| Ev Tebroke |
| 29.06.2026 14:50 Uhr |
Die Freie Apothekerschaft wertet die Entscheidung als deutliche Stärkung der inhabergeführten Apotheken vor Ort sowie des geltenden Preis- und Werberechts im Gesundheitswesen. Zugleich unterstreiche das Urteil die Bedeutung einer konsequenten Rechtsdurchsetzung im Interesse der Patientinnen und Patienten sowie eines funktionierenden solidarischen Gesundheitssystems.
Der Verein setzt sich seit Längerem dafür ein, dass auch EU-Versender wie Doc Morris sich an wettbewerbsrechtliche Rahmenbedingungen wie etwa das HWG halten müssen. Erst jüngst hat der FA den GKV-Spitzenverband per Schreiben aufgefordert, gegen die illegale Rx-Boni-Praxis des Versenders vorzugehen.

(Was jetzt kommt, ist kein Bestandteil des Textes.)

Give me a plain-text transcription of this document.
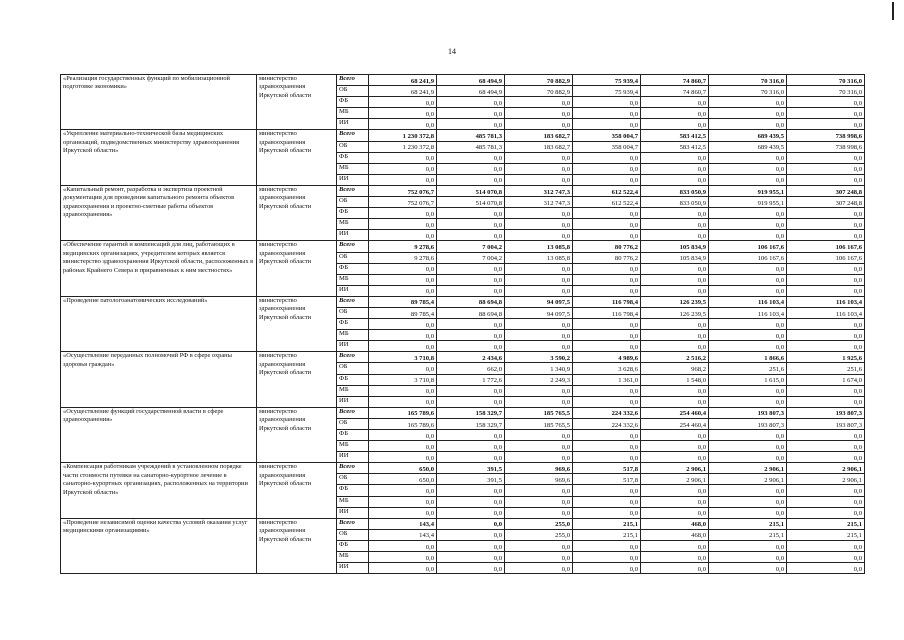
14
«Реализация государственных функций по мобилизационной подготовке экономики»	министерство здравоохранения Иркутской области	Всего	68 241,9	68 494,9	70 882,9	75 939,4	74 860,7	70 316,0	70 316,0
		ОБ	68 241,9	68 494,9	70 882,9	75 939,4	74 860,7	70 316,0	70 316,0
		ФБ	0,0	0,0	0,0	0,0	0,0	0,0	0,0
		МБ	0,0	0,0	0,0	0,0	0,0	0,0	0,0
		ИИ	0,0	0,0	0,0	0,0	0,0	0,0	0,0
«Укрепление материально-технической базы медицинских организаций, подведомственных министерству здравоохранения Иркутской области»	министерство здравоохранения Иркутской области	Всего	1 230 372,8	485 781,3	183 682,7	358 004,7	583 412,5	689 439,5	738 998,6
		ОБ	1 230 372,8	485 781,3	183 682,7	358 004,7	583 412,5	689 439,5	738 998,6
		ФБ	0,0	0,0	0,0	0,0	0,0	0,0	0,0
		МБ	0,0	0,0	0,0	0,0	0,0	0,0	0,0
		ИИ	0,0	0,0	0,0	0,0	0,0	0,0	0,0
«Капитальный ремонт, разработка и экспертиза проектной документации для проведения капитального ремонта объектов здравоохранения и проектно-сметные работы объектов здравоохранения»	министерство здравоохранения Иркутской области	Всего	752 076,7	514 070,8	312 747,3	612 522,4	833 050,9	919 955,1	307 248,8
		ОБ	752 076,7	514 070,8	312 747,3	612 522,4	833 050,9	919 955,1	307 248,8
		ФБ	0,0	0,0	0,0	0,0	0,0	0,0	0,0
		МБ	0,0	0,0	0,0	0,0	0,0	0,0	0,0
		ИИ	0,0	0,0	0,0	0,0	0,0	0,0	0,0
«Обеспечение гарантий и компенсаций для лиц, работающих в медицинских организациях, учредителем которых является министерство здравоохранения Иркутской области, расположенных в районах Крайнего Севера и приравненных к ним местностях»	министерство здравоохранения Иркутской области	Всего	9 278,6	7 004,2	13 085,8	80 776,2	105 834,9	106 167,6	106 167,6
		ОБ	9 278,6	7 004,2	13 085,8	80 776,2	105 834,9	106 167,6	106 167,6
		ФБ	0,0	0,0	0,0	0,0	0,0	0,0	0,0
		МБ	0,0	0,0	0,0	0,0	0,0	0,0	0,0
		ИИ	0,0	0,0	0,0	0,0	0,0	0,0	0,0
«Проведение патологоанатомических исследований»	министерство здравоохранения Иркутской области	Всего	89 785,4	88 694,8	94 097,5	116 798,4	126 239,5	116 103,4	116 103,4
		ОБ	89 785,4	88 694,8	94 097,5	116 798,4	126 239,5	116 103,4	116 103,4
		ФБ	0,0	0,0	0,0	0,0	0,0	0,0	0,0
		МБ	0,0	0,0	0,0	0,0	0,0	0,0	0,0
		ИИ	0,0	0,0	0,0	0,0	0,0	0,0	0,0
«Осуществление переданных полномочий РФ в сфере охраны здоровья граждан»	министерство здравоохранения Иркутской области	Всего	3 710,8	2 434,6	3 590,2	4 989,6	2 516,2	1 866,6	1 925,6
		ОБ	0,0	662,0	1 340,9	3 628,6	968,2	251,6	251,6
		ФБ	3 710,8	1 772,6	2 249,3	1 361,0	1 548,0	1 615,0	1 674,0
		МБ	0,0	0,0	0,0	0,0	0,0	0,0	0,0
		ИИ	0,0	0,0	0,0	0,0	0,0	0,0	0,0
«Осуществление функций государственной власти в сфере здравоохранения»	министерство здравоохранения Иркутской области	Всего	165 789,6	158 329,7	185 765,5	224 332,6	254 460,4	193 807,3	193 807,3
		ОБ	165 789,6	158 329,7	185 765,5	224 332,6	254 460,4	193 807,3	193 807,3
		ФБ	0,0	0,0	0,0	0,0	0,0	0,0	0,0
		МБ	0,0	0,0	0,0	0,0	0,0	0,0	0,0
		ИИ	0,0	0,0	0,0	0,0	0,0	0,0	0,0
«Компенсация работникам учреждений в установленном порядке части стоимости путевки на санаторно-курортное лечение в санаторно-курортных организациях, расположенных на территории Иркутской области»	министерство здравоохранения Иркутской области	Всего	650,0	391,5	969,6	517,8	2 906,1	2 906,1	2 906,1
		ОБ	650,0	391,5	969,6	517,8	2 906,1	2 906,1	2 906,1
		ФБ	0,0	0,0	0,0	0,0	0,0	0,0	0,0
		МБ	0,0	0,0	0,0	0,0	0,0	0,0	0,0
		ИИ	0,0	0,0	0,0	0,0	0,0	0,0	0,0
«Проведение независимой оценки качества условий оказания услуг медицинскими организациями»	министерство здравоохранения Иркутской области	Всего	143,4	0,0	255,0	215,1	468,0	215,1	215,1
		ОБ	143,4	0,0	255,0	215,1	468,0	215,1	215,1
		ФБ	0,0	0,0	0,0	0,0	0,0	0,0	0,0
		МБ	0,0	0,0	0,0	0,0	0,0	0,0	0,0
		ИИ	0,0	0,0	0,0	0,0	0,0	0,0	0,0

Bislang reizen die Versender die Praxis solcher Rx-Boni aus. Zwar hatte im November 2025 der BGH eindeutig solche Praktiken vor dem Hintergrund des HWG als wettbewerbsrechtlich unzulässig erklärt. Trotzdem wirbt etwa Doc Morris weiterhin mit immer neuen Boni-Modellen. Der FA hat daraufhin den GKV-Spitzenverband aufgefordert, den Versender endlich zur Einhaltung des Rahmenvertrags über die Arzneimittelversorgung zu verpflichten, und bei Nicht-Einhaltung mit Vertarsstarfen zu belegen. Falls dies nicht fruchte, solle er den Versender ansonsten von dem Vertrag auszuschließen. Für den Doc Morris würde dies letztlich bedeuten, keine Arzneimittel mehr nach Deutschland versenden zu dürfen.